Sanford bans guns from neighborhood watch patrol after Zimmerman case

The new police chief of Sanford is shaking things up nearly 2 years after the shooting death of Trayvon Martin put the Florida community in the national spotlight.

Chief Cecil Smith is banning neighborhood watch volunteers from carrying guns on patrol and from pursuing anyone on foot.

These changes reflect controversy over the existing guidelines in the wake of Martin’s shooter, George Zimmerman, a neighborhood watchman, being acquitted of manslaughter in the unarmed teen’s death.

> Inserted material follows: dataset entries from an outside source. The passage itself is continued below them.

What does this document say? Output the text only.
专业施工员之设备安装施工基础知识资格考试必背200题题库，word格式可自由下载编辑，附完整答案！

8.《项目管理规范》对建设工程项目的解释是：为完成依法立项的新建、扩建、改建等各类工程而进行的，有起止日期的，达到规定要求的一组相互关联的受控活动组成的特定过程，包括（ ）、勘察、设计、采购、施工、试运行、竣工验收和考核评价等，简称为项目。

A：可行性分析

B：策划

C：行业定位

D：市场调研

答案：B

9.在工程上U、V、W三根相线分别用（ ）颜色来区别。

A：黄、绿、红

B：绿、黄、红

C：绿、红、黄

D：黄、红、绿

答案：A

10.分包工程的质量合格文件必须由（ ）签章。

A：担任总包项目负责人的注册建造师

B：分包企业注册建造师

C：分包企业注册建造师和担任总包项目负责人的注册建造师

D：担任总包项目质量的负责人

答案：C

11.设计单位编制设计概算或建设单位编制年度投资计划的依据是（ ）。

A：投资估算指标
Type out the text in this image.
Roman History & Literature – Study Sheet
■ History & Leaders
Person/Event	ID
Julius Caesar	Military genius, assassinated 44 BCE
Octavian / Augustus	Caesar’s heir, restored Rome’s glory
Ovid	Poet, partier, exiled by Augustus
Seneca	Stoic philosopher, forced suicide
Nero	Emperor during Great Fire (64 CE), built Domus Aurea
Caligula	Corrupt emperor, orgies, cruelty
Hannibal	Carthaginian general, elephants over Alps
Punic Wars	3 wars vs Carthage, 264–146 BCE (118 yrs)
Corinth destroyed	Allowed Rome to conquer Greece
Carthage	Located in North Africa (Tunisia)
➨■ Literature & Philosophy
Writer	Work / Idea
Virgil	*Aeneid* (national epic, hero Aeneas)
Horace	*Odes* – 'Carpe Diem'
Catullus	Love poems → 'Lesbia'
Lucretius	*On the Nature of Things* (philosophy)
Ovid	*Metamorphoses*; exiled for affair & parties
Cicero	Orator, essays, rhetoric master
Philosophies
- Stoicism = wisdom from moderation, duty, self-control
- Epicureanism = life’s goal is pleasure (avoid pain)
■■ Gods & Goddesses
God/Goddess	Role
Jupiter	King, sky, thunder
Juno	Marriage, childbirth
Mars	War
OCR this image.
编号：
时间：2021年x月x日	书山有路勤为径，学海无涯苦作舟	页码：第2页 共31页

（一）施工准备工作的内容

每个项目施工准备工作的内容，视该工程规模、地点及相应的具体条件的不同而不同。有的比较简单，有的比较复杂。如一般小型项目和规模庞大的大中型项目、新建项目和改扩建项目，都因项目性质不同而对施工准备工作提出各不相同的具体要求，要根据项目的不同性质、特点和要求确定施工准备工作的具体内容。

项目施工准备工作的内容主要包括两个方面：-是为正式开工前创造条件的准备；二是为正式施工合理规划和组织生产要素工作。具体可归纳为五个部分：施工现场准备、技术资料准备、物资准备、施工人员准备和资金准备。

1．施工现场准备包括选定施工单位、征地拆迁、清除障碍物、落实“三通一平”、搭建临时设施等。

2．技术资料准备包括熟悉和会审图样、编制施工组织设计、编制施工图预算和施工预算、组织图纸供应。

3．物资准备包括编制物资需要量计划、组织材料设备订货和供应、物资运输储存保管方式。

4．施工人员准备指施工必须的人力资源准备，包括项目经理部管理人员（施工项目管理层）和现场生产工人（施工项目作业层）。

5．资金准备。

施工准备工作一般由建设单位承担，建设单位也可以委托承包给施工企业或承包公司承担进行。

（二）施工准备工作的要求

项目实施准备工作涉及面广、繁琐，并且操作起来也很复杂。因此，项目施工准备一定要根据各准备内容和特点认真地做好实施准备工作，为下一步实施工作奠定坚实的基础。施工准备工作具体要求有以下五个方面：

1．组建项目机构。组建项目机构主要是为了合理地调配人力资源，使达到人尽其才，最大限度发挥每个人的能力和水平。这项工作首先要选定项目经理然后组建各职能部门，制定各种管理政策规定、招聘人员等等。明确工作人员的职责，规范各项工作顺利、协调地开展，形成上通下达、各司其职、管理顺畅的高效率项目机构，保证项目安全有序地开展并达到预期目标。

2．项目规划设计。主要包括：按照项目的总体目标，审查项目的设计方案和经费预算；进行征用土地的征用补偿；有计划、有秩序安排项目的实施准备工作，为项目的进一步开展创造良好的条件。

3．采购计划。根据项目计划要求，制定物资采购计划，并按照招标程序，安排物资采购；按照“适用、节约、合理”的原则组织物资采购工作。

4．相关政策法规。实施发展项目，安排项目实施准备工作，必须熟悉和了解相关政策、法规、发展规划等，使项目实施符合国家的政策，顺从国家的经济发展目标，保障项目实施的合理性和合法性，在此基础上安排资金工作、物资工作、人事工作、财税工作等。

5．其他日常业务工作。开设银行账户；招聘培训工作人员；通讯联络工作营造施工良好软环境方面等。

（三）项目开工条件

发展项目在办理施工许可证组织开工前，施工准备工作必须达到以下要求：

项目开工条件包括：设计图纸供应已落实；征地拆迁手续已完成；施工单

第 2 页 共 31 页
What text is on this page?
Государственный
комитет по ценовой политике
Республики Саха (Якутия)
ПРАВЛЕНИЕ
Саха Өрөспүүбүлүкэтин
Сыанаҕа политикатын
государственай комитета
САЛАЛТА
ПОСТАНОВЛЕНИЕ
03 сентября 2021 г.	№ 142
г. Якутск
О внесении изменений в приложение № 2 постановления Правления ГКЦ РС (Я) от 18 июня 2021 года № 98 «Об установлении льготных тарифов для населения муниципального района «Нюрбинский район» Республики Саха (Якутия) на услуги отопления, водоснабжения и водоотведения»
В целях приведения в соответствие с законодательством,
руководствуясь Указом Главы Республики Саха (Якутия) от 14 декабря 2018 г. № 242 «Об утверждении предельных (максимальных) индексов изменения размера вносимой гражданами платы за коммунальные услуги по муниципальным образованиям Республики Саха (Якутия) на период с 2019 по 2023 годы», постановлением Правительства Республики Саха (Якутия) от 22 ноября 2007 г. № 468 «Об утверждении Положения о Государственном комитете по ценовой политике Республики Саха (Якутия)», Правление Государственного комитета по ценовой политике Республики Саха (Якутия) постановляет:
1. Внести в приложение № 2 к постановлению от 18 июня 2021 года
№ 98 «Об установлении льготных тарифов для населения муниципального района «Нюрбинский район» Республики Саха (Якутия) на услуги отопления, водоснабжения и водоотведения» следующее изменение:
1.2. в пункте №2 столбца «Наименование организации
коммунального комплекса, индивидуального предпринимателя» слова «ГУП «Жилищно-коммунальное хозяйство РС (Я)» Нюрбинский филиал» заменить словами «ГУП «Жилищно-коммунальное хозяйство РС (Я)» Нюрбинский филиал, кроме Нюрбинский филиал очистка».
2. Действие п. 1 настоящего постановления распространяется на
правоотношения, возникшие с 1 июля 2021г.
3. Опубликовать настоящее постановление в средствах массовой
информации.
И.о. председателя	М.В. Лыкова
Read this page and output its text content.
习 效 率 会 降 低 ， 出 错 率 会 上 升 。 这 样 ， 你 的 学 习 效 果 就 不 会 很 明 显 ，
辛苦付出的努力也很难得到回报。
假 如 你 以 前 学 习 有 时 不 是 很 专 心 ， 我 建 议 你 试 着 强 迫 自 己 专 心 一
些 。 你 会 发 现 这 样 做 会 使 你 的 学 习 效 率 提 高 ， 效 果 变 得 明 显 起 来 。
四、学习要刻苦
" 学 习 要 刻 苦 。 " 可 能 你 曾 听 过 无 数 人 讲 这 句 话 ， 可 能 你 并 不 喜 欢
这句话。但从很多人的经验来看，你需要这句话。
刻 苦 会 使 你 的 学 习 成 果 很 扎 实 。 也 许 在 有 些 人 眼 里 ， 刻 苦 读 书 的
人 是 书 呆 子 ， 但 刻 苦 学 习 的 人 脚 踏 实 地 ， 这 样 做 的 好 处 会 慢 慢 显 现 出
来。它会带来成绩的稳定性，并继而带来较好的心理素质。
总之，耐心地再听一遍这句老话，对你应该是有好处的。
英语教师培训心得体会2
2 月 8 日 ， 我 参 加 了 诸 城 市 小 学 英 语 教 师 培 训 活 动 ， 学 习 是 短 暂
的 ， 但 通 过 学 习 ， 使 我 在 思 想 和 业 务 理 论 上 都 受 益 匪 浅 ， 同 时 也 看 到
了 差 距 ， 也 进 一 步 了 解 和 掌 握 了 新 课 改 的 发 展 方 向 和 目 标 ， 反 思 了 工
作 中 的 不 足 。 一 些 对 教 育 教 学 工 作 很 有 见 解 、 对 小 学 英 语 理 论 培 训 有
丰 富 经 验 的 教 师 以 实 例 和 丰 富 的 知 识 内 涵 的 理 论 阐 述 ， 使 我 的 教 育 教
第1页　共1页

“In this program, it is clearly stated that you will not pursue an individual,” Smith told the press. “In this new program, it clearly indicates that you will not carry a firearm when performing your duties as a neighborhood watch captain or participant.”

Smith took over the role of chief back in April. He saw the existing Neighborhood Watch program as desperately in need of reform.

“There was really no accountability. There was no true recognition. There were concerns with regards to training. There were concerns with how the program was being run,” Smith said. “We put a cease to the neighborhood watch program, essentially, in the manner it was in before, and what we’re doing now is really, truly revamping the entire program, starting from scratch.”

According to local reports, the new Neighborhood Watch program will also include background checks and watchmen will appoint captains who will have more give-and-take with rank-and-file police officers.

“Neighborhood watch is a very simple organization. It’s about neighbors helping neighbors, talking to neighbors about ways to make their neighborhood safe. That’s it,” Smith said. “Again, do I think I’m going to make every person happy about our requirements that you don’t be armed? I’m not going to make everyone happy, but not everyone has to be part of the program.”